Sure, she’s not a dead ringer, but at this size and with these materials, she’s first-rate. And since the company doesn’t have to worry about articulation joints and seams, her body type is much smoother than your typical action figure. (Get your head out of the gutter. This is a simple matter of accuracy and aesthetics, you perv.)
Man, a lot of people were put off by the look of Jared Leto’s Joker. Not me. I could totally see him as a contemporary take on DC’s most famous psychopath. That you barely recognize him as the actor is an advantage manufacturers have when replicating him for the toy and collectible market.

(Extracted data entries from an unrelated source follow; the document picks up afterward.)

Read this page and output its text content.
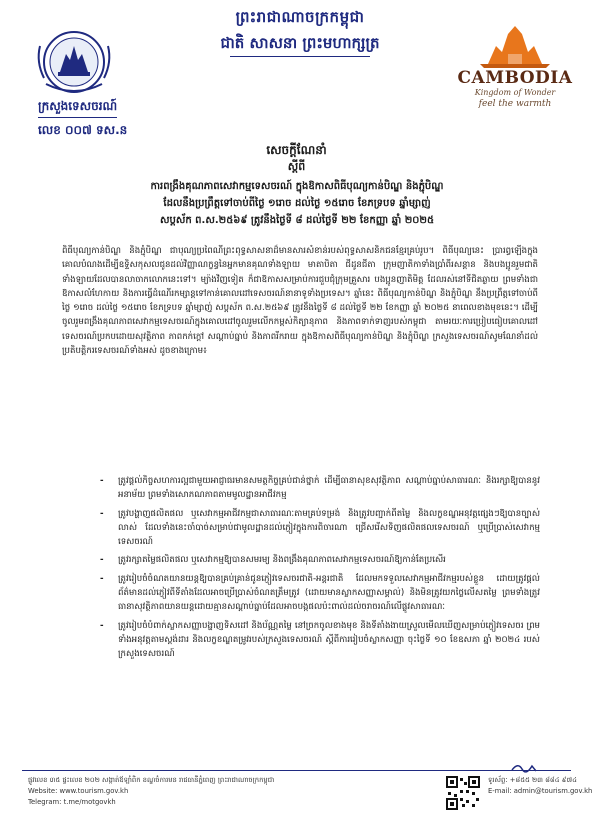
ព្រះរាជាណាចក្រកម្ពុជា
ជាតិ សាសនា ព្រះមហាក្សត្រ
CAMBODIA
Kingdom of Wonder
feel the warmth
ក្រសួងទេសចរណ៍
លេខ ០០៧ ទស.ន
សេចក្តីណែនាំ
ស្តីពី
ការពង្រឹងគុណភាពសេវាកម្មទេសចរណ៍ ក្នុងឱកាសពិធីបុណ្យកាន់បិណ្ឌ និងភ្ជុំបិណ្ឌ
ដែលនឹងប្រព្រឹត្តទៅចាប់ពីថ្ងៃ ១រោច ដល់ថ្ងៃ ១៥រោច ខែភទ្របទ ឆ្នាំម្សាញ់
សប្តស័ក ព.ស.២៥៦៩ ត្រូវនឹងថ្ងៃទី ៨ ដល់ថ្ងៃទី ២២ ខែកញ្ញា ឆ្នាំ ២០២៥
ពិធីបុណ្យកាន់បិណ្ឌ និងភ្ជុំបិណ្ឌ ជាបុណ្យប្រពៃណីព្រះពុទ្ធសាសនាដ៏មានសារសំខាន់របស់ពុទ្ធសាសនិកជនខ្មែរគ្រប់រូប។ ពិធីបុណ្យនេះ ប្រារព្ធឡើងក្នុងគោលបំណងដើម្បីឧទ្ទិសកុសលជូនដល់វិញ្ញាណក្ខន្ធនៃអ្នកមានគុណទាំងឡាយ មាតាបិតា ជីដូនជីតា ក្រុមញាតិកាទាំងប្រាំពីរសន្តាន និងបងប្អូនរួមជាតិទាំងឡាយដែលបានលាចាកលោកនេះទៅ។ ម្យ៉ាងវិញទៀត ក៏ជាឱកាសសម្រាប់ការជួបជុំក្រុមគ្រួសារ បងប្អូនញាតិមិត្ត ដែលរស់នៅទីជិតឆ្ងាយ ព្រមទាំងជាឱកាសលំហែកាយ និងការធ្វើដំណើរកម្សាន្តទៅកាន់គោលដៅទេសចរណ៍នានាទូទាំងប្រទេស។ ឆ្នាំនេះ ពិធីបុណ្យកាន់បិណ្ឌ និងភ្ជុំបិណ្ឌ នឹងប្រព្រឹត្តទៅចាប់ពីថ្ងៃ ១រោច ដល់ថ្ងៃ ១៥រោច ខែភទ្របទ ឆ្នាំម្សាញ់ សប្តស័ក ព.ស.២៥៦៩ ត្រូវនឹងថ្ងៃទី ៨ ដល់ថ្ងៃទី ២២ ខែកញ្ញា ឆ្នាំ ២០២៥ នាពេលខាងមុខនេះ។ ដើម្បីចូលរួមពង្រឹងគុណភាពសេវាកម្មទេសចរណ៍ក្នុងគោលដៅចូលរួមលើកកម្ពស់កិត្យានុភាព និងភាពទាក់ទាញរបស់កម្ពុជា តាមរយៈការប្រៀបធៀបគោលដៅទេសចរណ៍ប្រកបដោយសុវត្ថិភាព ភាពកក់ក្តៅ សណ្តាប់ធ្នាប់ និងភាពរីករាយ ក្នុងឱកាសពិធីបុណ្យកាន់បិណ្ឌ និងភ្ជុំបិណ្ឌ ក្រសួងទេសចរណ៍សូមណែនាំដល់ប្រតិបត្តិករទេសចរណ៍ទាំងអស់ ដូចខាងក្រោម៖
- ត្រូវផ្តល់កិច្ចសហការល្អជាមួយអាជ្ញាធរមានសមត្ថកិច្ចគ្រប់ជាន់ថ្នាក់ ដើម្បីធានាសុខសុវត្ថិភាព សណ្តាប់ធ្នាប់សាធារណៈ និងរក្សាឱ្យបាននូវអនាម័យ ព្រមទាំងសោភណភាពតាមមូលដ្ឋានអាជីវកម្ម
- ត្រូវបង្ហាញផលិតផល ឬសេវាកម្មអាជីវកម្មជាសាធារណៈតាមគ្រប់ទម្រង់ និងត្រូវបញ្ជាក់ពីតម្លៃ និងលក្ខខណ្ឌអនុវត្តផ្សេងៗឱ្យបានច្បាស់លាស់ ដែលទាំងនេះចាំបាច់សម្រាប់ជាមូលដ្ឋានដល់ភ្ញៀវក្នុងការពិចារណា ជ្រើសរើសទិញផលិតផលទេសចរណ៍ ឬប្រើប្រាស់សេវាកម្មទេសចរណ៍
- ត្រូវរក្សាតម្លៃផលិតផល ឬសេវាកម្មឱ្យបានសមរម្យ និងពង្រឹងគុណភាពសេវាកម្មទេសចរណ៍ឱ្យកាន់តែប្រសើរ
- ត្រូវរៀបចំចំណតយានយន្តឱ្យបានគ្រប់គ្រាន់ជូនភ្ញៀវទេសចរជាតិ-អន្តរជាតិ ដែលមកទទួលសេវាកម្មអាជីវកម្មរបស់ខ្លួន ដោយត្រូវផ្តល់ព័ត៌មានដល់ភ្ញៀវពីទីតាំងដែលអាចប្រើប្រាស់ចំណតត្រឹមត្រូវ (ដោយមានស្លាកសញ្ញាសម្គាល់) និងមិនត្រូវយកថ្លៃលើសតម្លៃ ព្រមទាំងត្រូវធានាសុវត្ថិភាពយានយន្តដោយគ្មានសណ្តាប់ធ្នាប់ដែលអាចបង្កផលប៉ះពាល់ដល់ចរាចរណ៍លើផ្លូវសាធារណៈ
- ត្រូវរៀបចំបំពាក់ស្លាកសញ្ញាបង្ហាញទិសដៅ និងប័ណ្ណតម្លៃ នៅច្រកចូលខាងមុខ និងទីតាំងងាយស្រួលមើលឃើញសម្រាប់ភ្ញៀវទេសចរ ព្រមទាំងអនុវត្តតាមស្តង់ដារ និងលក្ខខណ្ឌតម្រូវរបស់ក្រសួងទេសចរណ៍ ស្តីពីការរៀបចំស្លាកសញ្ញា ចុះថ្ងៃទី ១០ ខែឧសភា ឆ្នាំ ២០២៤ របស់ក្រសួងទេសចរណ៍
ផ្លូវលេខ ៣៥ ផ្ទះលេខ ២០២ សង្កាត់ឪឡាំពិក ខណ្ឌចំការមន រាជធានីភ្នំពេញ ព្រះរាជាណាចក្រកម្ពុជា
Website: www.tourism.gov.kh
Telegram: t.me/motgovkh
ទូរស័ព្ទ: +៨៥៥ ២៣ ៨៨៤ ៩៧៤
E-mail: admin@tourism.gov.kh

Between the slicked back green hair and missing eyebrows, it’s a lot easier for NJ Croce to produce a bendable that looks like him, it seems to me. The hard part is all the tattoos and they nailed that.
Regardless, the Joker in this set is a worthy partner to Harley Quinn.
The Panda Bear Suit
Never saw the movie. Have no idea what this means but it looks fine to me. And the accessories — including Harley’s baseball bat — are welcome additions to the set.
So on the whole, this is fun set. If you’re a fan of the movie — and there were a lot of you — by all means, I recommend it. If you’re not? Then your mileage may vary. Either way, it looks good.